The desktop version of #Calchas is a .NET application that runs on Windows platforms.
It is a database application and thus requires a computer running SQL Server (either
the local computer or a remote server). It can also run with SQL Server Express,
even though this is not advisable due to the expected data size.
The task that #Calchas aims to undertake is the analysis and storage of document
metadata, mainly keywords and summarisation. It extracts the text from the given
file (currently PDF, TXT and DOC files are supported) and passes it on to its analyser.
The analyser calculates term frequencies and uses these frequencies to retrieve
a set of sentences that summarise the text adequately. Even though no particular
mechanism is used to link these sentences grammatically, the selection algorithm
makes sure that the sentences selected generally form a coherent sequence. Both
keywords and summary sentences are stored onto the database for later retrieval.

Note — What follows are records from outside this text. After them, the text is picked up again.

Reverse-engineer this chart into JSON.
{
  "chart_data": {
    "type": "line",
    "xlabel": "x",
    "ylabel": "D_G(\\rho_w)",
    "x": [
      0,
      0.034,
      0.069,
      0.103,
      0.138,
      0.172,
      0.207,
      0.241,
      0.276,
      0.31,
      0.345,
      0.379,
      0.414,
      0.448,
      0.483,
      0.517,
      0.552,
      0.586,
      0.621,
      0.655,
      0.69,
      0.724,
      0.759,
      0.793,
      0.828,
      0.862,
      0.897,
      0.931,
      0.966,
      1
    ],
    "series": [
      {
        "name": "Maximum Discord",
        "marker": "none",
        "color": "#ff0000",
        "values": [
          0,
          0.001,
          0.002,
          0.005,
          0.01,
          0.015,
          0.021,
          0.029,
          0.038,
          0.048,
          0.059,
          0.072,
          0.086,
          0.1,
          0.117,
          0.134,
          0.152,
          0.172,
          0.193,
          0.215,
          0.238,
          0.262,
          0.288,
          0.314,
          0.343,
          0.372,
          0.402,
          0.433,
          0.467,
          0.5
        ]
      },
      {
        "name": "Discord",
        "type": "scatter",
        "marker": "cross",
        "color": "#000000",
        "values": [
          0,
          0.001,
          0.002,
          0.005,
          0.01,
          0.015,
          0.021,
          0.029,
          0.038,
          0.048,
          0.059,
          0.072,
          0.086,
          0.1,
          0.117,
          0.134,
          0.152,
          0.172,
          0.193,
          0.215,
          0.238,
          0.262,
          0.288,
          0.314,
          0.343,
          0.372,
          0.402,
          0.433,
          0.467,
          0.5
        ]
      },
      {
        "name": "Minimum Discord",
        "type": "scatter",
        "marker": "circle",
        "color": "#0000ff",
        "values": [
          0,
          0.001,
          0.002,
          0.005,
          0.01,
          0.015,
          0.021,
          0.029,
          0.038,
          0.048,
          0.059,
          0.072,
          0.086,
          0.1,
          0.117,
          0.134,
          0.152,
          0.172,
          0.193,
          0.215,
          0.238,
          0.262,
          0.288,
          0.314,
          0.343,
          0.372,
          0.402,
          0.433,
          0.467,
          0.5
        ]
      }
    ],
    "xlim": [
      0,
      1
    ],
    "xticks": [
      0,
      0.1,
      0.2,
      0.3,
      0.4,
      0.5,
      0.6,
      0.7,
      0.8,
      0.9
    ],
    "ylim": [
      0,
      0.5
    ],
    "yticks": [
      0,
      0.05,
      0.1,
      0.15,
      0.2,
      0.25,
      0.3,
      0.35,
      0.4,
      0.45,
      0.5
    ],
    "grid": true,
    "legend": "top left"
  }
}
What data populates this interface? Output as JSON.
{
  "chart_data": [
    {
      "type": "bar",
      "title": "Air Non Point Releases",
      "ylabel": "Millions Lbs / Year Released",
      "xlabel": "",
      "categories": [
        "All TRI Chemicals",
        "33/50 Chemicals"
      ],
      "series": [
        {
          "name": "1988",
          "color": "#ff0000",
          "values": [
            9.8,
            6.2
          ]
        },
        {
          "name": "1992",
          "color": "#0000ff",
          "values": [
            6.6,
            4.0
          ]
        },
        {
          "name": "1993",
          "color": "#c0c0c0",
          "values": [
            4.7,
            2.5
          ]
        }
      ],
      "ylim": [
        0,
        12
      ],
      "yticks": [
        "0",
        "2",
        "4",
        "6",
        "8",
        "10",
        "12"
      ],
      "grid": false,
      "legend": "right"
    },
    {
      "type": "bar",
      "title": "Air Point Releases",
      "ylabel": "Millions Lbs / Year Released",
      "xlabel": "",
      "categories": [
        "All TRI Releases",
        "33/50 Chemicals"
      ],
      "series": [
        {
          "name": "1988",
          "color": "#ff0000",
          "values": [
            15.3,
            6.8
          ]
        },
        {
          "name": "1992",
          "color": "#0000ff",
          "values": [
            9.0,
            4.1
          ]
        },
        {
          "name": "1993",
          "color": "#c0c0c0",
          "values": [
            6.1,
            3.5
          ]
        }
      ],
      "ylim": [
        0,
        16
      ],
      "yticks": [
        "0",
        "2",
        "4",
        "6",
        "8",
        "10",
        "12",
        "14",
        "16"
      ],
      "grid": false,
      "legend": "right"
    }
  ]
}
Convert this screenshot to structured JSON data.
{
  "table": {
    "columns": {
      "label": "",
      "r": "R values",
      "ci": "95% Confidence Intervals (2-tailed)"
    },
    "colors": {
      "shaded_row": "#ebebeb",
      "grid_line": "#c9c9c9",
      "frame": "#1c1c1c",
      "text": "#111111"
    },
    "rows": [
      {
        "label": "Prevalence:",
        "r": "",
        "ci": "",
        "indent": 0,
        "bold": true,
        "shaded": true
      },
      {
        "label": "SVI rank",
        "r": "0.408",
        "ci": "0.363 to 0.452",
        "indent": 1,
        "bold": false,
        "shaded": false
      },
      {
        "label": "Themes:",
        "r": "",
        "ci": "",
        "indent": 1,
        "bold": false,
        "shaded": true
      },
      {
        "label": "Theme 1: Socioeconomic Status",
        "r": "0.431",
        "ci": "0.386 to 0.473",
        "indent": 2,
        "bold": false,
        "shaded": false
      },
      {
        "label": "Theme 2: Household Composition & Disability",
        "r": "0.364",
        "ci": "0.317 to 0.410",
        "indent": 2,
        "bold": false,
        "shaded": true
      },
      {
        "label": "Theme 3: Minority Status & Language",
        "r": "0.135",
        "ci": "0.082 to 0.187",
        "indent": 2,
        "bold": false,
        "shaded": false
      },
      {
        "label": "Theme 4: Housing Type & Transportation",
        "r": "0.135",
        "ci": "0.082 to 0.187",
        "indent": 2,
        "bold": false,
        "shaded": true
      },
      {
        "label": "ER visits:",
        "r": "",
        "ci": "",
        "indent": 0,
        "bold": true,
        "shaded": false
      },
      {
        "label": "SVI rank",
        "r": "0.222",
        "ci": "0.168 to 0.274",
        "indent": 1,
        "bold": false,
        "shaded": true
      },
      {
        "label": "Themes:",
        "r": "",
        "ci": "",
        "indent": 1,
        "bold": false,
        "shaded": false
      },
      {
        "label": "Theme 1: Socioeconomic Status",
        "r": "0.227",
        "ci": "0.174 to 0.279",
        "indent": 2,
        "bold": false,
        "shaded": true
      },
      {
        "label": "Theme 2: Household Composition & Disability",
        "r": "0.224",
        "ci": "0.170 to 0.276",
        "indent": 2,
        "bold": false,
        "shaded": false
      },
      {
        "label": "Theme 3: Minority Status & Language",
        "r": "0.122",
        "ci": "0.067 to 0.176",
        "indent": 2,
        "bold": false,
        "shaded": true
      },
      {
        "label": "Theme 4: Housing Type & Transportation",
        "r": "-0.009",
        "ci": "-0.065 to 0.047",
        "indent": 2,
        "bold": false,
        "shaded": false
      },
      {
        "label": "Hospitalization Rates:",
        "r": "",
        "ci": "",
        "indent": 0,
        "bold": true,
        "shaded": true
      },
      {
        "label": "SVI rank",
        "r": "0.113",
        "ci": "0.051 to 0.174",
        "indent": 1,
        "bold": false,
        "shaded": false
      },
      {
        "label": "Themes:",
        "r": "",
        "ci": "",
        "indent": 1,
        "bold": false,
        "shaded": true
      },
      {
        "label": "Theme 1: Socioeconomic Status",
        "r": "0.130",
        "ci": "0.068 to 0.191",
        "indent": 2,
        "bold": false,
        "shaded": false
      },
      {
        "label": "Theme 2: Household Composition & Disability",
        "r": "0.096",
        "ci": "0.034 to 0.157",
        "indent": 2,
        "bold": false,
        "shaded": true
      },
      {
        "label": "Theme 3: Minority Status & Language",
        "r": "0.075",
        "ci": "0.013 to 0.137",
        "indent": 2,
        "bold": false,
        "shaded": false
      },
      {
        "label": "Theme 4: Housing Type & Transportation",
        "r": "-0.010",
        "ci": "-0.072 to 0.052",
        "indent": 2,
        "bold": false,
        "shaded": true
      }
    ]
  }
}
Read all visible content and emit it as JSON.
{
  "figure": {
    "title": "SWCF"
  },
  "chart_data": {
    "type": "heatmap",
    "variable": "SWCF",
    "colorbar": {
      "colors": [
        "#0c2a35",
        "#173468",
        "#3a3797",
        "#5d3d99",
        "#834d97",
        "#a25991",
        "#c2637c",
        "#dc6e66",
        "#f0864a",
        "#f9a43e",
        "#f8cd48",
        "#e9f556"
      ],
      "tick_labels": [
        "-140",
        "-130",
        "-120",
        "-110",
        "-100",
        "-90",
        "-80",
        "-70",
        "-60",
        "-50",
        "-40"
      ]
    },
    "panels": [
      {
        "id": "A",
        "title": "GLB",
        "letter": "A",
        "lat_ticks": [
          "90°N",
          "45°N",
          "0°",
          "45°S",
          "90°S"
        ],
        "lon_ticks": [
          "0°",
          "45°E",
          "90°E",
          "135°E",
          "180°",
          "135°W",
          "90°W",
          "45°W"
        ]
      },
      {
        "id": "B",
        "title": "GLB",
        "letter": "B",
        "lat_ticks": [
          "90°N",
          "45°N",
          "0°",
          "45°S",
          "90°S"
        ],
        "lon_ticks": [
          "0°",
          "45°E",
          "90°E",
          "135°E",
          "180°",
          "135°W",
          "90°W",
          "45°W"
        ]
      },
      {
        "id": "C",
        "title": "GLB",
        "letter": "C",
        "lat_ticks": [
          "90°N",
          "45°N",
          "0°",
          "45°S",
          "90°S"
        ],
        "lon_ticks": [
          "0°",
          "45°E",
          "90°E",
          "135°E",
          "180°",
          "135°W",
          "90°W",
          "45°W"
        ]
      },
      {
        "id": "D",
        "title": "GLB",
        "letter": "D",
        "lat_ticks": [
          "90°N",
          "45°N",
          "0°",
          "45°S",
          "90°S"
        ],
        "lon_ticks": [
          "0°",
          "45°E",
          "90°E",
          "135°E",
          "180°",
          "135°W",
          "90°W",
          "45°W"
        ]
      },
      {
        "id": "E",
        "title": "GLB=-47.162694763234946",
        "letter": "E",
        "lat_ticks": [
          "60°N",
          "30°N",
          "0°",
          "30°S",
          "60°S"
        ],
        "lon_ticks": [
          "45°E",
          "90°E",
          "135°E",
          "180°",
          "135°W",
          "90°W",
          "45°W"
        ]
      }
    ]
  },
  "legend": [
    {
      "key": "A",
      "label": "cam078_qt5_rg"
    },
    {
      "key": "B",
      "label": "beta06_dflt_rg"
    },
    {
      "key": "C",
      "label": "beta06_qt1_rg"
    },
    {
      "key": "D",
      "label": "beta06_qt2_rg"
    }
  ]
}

The power of #Calchas against other electronic libraries is its thoroughness. #Calchas
takes a document from a simple text stream and transforms it into a machine-comprehensible
collection of information, from which the system can infer useful information. #Calchas
aims to be the first system that performs keyword extraction, automatic summarisation,
document storage and knowledge extension, combining all these capabilities in one
package and encompassing a friendly graphical user interface.
A very powerful tool in #Calchas is its parameterisation feature. The user is able
to perform the analysis and summarisation tasks using a set of parameters that are
used for some of the subroutines. We have included a default set of parameters which
we have tested extensively and found it to be the one offering the best performance.
However, the user can create different parameter sets and use them at will for different
documents.This parameterisation feature is an extremely useful tool for the savvy
user since it practically means that the results of the keyword extraction and automatic
summarisation can be tweaked to fit the particular needs of each document or document
set.